Assistant Professor, Department of Biochemistry, University of Utah School of Medicine
Project Title: The Evolutionary Landscape of HIV Broadly Neutralizing Antibody Development
Award Year: 2023

Biography
Dr. Tyler Starr is an Assistant Professor in the Department of Biochemistry at the University of Utah School of Medicine where his lab studies molecular evolutionary arms races at the host:virus interface, with a particular focus on viral entry glycoproteins and their interactions with host entry receptors and antiviral antibodies.

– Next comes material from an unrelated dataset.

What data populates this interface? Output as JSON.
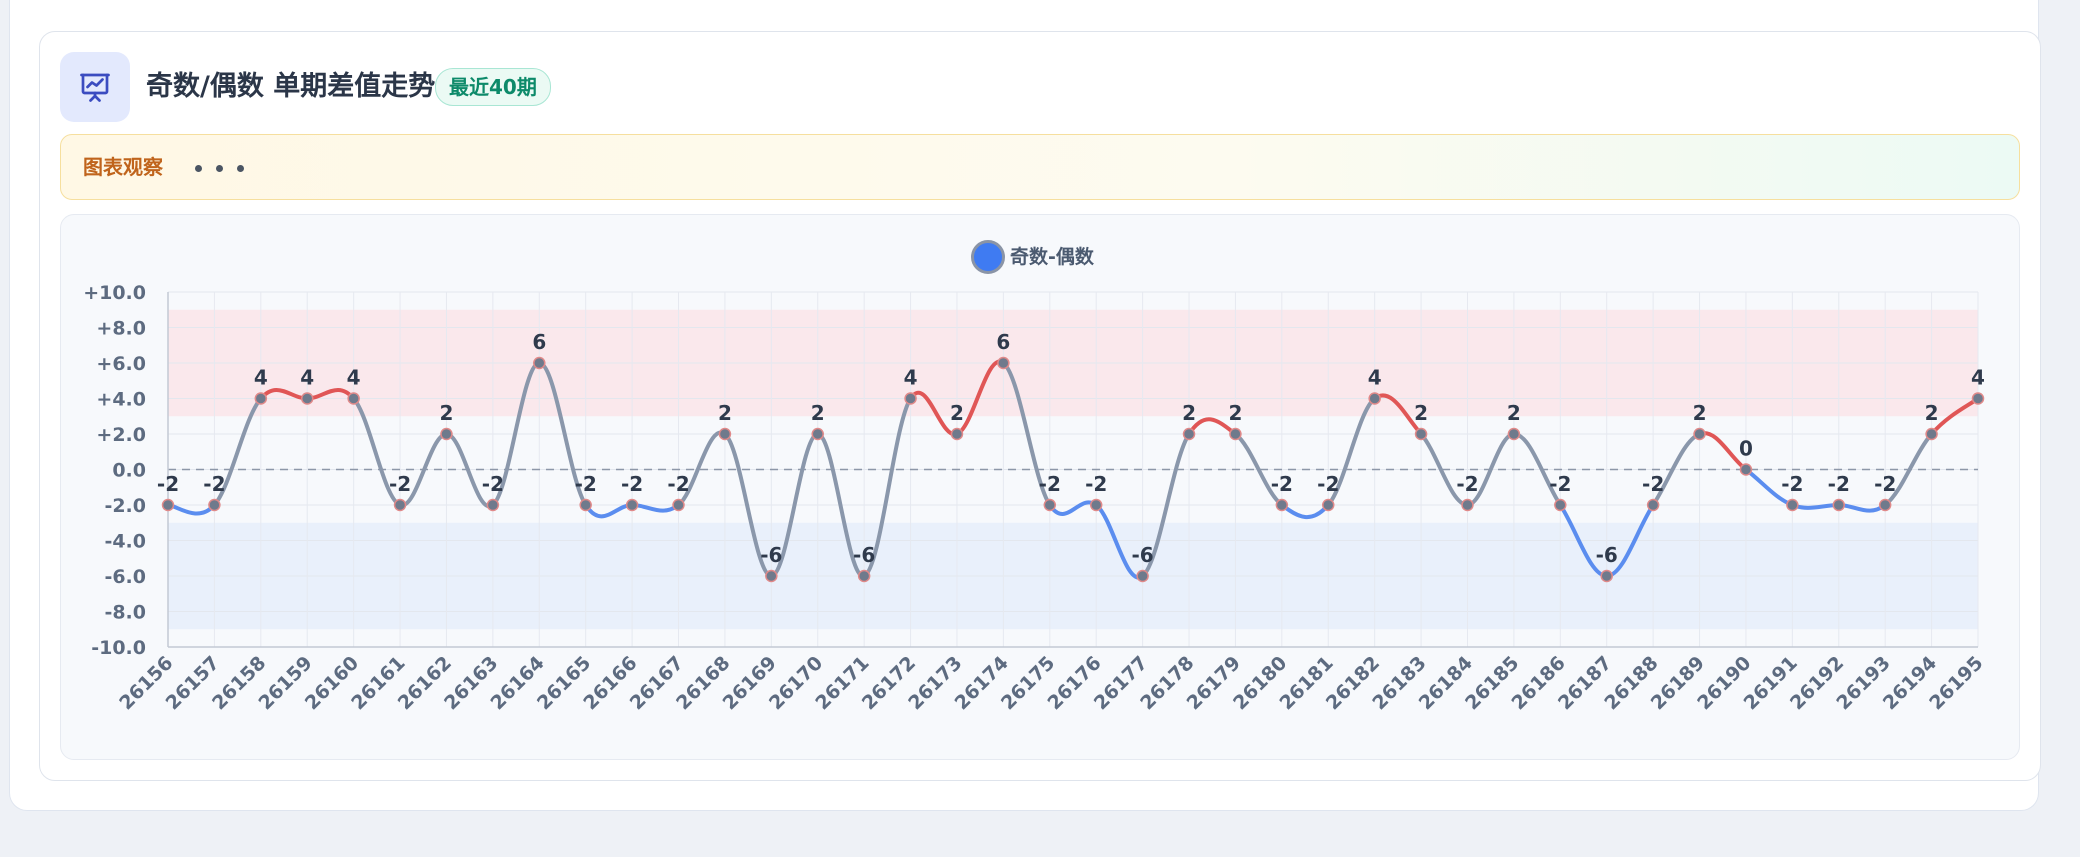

Tyler received his Ph.D. in Biochemistry and Molecular Biophysics in the lab of Dr. Joseph Thornton at the University of Chicago, supported by an NSF Graduate Research Fellowship, where he investigated how the structure of sequence-function landscapes influences protein molecular evolution. He subsequently joined the lab of Dr. Jesse Bloom at the Fred Hutchinson Cancer Research Center as a postdoc, supported by the Damon Runyon Cancer Research Foundation and a NIAID K99 fellowship. During his postdoc, Tyler applied his training in molecular evolution toward the study of SARS-CoV-2 and HIV, conducting experiments that aided in the forecasting of viral evolution and the development of therapeutic antibody and vaccines against these zoonotic viruses. At the University of Utah, Tyler’s lab continues these research directions with the goals of understanding (1) how and why viruses evolve traits that facilitate their subsequent spillover and adaptation to humans, and (2) how antibodies evolve in vivo or can be engineered in vitro to broadly inhibit diverse families of potentially zoonotic viruses.